The amazing plant features 1,523 perfectly placed, uniform blooms on one plant. The Thousand Bloom Mum is a highlight of the annual Chrysanthemum Festival at Longwood Gardens, which transforms Longwood’s four-acre conservatory into a vibrant visual feast of colorful chrysanthemum blooms.

Called the Thousand Bloom, the plant derives its name from the ambitious goal of cultivating a single chrysanthemum plant to produce as many perfectly placed blooms as possible. This ancient technique, known in Japan as Ozukuri, originated hundreds of years ago in Asia, and is the most exacting and challenging of all Chrysanthemum training styles.

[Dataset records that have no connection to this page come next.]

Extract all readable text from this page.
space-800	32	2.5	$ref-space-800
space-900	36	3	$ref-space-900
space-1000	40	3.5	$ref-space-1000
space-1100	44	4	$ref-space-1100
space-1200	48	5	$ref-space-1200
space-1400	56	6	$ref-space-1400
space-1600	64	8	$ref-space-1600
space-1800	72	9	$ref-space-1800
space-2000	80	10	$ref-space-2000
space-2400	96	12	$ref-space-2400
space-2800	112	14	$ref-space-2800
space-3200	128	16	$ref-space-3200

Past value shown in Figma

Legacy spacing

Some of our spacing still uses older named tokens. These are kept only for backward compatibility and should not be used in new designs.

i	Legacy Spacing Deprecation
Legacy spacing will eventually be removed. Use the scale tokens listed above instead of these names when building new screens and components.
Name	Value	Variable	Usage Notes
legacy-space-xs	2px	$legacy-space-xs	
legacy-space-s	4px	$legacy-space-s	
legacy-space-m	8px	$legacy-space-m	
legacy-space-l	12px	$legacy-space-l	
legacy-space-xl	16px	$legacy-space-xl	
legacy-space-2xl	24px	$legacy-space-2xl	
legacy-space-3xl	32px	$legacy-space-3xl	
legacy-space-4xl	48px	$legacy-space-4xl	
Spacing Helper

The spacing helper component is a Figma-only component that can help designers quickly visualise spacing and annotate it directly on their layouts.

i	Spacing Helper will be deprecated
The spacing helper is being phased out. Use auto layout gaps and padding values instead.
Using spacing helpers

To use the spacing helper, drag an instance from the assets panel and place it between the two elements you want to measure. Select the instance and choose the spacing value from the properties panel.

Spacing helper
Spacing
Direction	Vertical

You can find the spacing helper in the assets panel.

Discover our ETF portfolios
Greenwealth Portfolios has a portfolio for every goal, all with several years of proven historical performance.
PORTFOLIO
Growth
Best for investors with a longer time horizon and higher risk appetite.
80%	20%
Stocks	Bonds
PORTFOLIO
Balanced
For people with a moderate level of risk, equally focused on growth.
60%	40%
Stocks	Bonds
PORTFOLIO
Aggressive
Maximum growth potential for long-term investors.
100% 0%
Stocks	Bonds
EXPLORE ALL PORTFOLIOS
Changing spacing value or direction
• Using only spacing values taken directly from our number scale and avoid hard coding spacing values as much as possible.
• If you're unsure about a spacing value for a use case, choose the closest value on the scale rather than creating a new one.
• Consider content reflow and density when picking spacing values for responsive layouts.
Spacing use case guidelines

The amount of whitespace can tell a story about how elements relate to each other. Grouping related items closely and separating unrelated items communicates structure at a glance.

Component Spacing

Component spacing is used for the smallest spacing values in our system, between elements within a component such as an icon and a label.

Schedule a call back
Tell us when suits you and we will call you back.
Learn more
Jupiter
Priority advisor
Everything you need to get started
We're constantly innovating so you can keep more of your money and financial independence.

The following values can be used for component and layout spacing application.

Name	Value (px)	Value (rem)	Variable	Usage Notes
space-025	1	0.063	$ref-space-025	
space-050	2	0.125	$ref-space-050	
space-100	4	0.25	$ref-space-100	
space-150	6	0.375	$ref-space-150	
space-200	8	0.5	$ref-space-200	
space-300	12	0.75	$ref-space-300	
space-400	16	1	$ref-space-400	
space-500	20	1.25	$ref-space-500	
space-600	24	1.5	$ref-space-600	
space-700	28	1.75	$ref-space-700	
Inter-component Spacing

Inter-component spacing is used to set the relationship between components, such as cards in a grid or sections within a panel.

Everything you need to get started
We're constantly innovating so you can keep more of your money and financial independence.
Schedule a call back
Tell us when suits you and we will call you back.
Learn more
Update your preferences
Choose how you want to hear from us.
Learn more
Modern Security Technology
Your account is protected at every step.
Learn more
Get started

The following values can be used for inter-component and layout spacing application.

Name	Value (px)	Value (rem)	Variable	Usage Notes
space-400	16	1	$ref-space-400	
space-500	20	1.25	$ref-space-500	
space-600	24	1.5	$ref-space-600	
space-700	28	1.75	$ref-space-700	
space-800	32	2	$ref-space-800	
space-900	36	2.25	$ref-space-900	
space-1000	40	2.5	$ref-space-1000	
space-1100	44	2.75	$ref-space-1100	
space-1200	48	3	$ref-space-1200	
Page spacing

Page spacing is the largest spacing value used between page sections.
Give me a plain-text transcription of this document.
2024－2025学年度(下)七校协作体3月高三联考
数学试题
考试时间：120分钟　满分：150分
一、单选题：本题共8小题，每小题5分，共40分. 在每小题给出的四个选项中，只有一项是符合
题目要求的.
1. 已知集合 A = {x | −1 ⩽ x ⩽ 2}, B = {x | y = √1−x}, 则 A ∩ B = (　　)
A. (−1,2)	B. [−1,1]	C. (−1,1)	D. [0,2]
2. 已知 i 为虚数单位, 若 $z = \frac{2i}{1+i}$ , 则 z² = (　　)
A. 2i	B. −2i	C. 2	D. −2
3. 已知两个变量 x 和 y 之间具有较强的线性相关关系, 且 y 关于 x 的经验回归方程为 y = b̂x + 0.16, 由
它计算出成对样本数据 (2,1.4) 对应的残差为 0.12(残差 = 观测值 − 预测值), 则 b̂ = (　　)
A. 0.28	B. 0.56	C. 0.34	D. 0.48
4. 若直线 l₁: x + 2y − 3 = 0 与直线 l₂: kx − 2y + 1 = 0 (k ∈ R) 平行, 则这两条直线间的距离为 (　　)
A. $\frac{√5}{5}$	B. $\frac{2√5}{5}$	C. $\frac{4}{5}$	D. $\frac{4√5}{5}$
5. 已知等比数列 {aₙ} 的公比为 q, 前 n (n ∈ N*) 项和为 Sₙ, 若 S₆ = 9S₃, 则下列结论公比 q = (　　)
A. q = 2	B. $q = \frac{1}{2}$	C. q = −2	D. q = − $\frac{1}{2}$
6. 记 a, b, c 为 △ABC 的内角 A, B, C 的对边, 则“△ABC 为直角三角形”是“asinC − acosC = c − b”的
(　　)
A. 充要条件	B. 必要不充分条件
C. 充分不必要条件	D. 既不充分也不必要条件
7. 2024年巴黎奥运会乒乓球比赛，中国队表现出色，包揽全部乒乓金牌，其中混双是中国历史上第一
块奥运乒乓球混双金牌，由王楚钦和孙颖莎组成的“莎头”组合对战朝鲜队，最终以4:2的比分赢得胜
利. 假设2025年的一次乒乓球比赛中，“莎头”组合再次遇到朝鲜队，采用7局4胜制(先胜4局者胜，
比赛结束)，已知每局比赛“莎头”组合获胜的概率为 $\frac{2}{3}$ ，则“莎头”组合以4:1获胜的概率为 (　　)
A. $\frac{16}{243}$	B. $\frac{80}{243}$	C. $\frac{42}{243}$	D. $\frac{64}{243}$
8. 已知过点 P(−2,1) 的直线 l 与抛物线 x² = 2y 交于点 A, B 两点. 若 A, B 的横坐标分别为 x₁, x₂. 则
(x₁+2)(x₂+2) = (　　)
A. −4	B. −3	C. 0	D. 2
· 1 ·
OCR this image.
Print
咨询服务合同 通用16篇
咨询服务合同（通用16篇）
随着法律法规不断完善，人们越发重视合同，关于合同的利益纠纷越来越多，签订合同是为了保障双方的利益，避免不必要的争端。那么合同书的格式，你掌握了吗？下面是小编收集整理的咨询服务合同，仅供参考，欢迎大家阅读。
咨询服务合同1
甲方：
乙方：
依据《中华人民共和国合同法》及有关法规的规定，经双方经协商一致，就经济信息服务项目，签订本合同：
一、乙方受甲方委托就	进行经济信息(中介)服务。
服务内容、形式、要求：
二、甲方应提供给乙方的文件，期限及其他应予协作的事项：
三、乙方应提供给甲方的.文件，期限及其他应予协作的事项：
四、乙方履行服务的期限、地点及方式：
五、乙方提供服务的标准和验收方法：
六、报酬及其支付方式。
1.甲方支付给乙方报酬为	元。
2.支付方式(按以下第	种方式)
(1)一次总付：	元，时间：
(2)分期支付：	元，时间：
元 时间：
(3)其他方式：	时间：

Longwood’s Thousand Bloom measures an impressive 12.5 feet wide and nearly 8 feet tall and took 18 months of careful nurturing and training to grow into its final form.

Chrysanthemums were first grown and displayed at Longwood in 1921 when founder Pierre S. du Pont opened the Conservatory. Longwood now has one of the largest and oldest chrysanthemum shows in North America, showcasing all 13 classes of mums grown into more than 70 unusual forms, such as spirals, shields, orbs, and more.

Longwood’s Chrysanthemum Festival runs now through Nov. 20 and is free with Gardens admission.